Upon graduation, she taught math in High School in rural Virginia until she joined NASA Langley Research Center as part of a group of women known as "human  computers", tasked with checking and validating calculations made by then advanced computers, but now considered as rudimentary.

 Among the "human computers" were also two other African-American women: the mathematician and computer scientist Dorothy Vaughan and the mathematician and aerospace engineer Mary Jackson. For the Apollo 11 mission, Katherine Johnson  was given the critical role of calculating orbital trajectories and flight times relative to the position of the moon and  to validate computer estimates. Her motto has been that "In mathematics your are either right or you are wrong." She was right and her manual calculations matched  those from the computers.
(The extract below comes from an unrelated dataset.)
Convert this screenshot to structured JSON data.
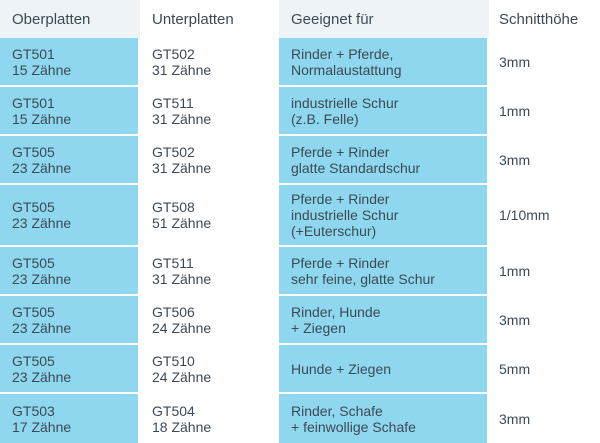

NASA, Apollo 11 crew, the American people, and the World saw the humanity's achievement of landing on moon and coming back. What most did not know, and perhaps better at the time given the perception of  Black  and Women by the society, was that the mission depended on the calculations by a Black,  African-American woman, Katherine Johnson.

On November 24, 2015, Katherine Johnson, then 97, the Black woman who propelled Human Rights and Humanity, thanks to her abilities and math genius, right as math can be, received the Presidential Freedom medal from President Barack Obama, the first African-American president. On May 5, 2016, at Langley Research Center in Hampton, Virginia, a research center, rightly named Katherine G. Johnson Computational Research Facility was dedicated to her.  

She sang in a church choir for 50 years and has great-grandchildren. She is featured in an upcoming biographical drama film, Hidden Figures, in which stars Empire's Cookie, Taraji P. Henson.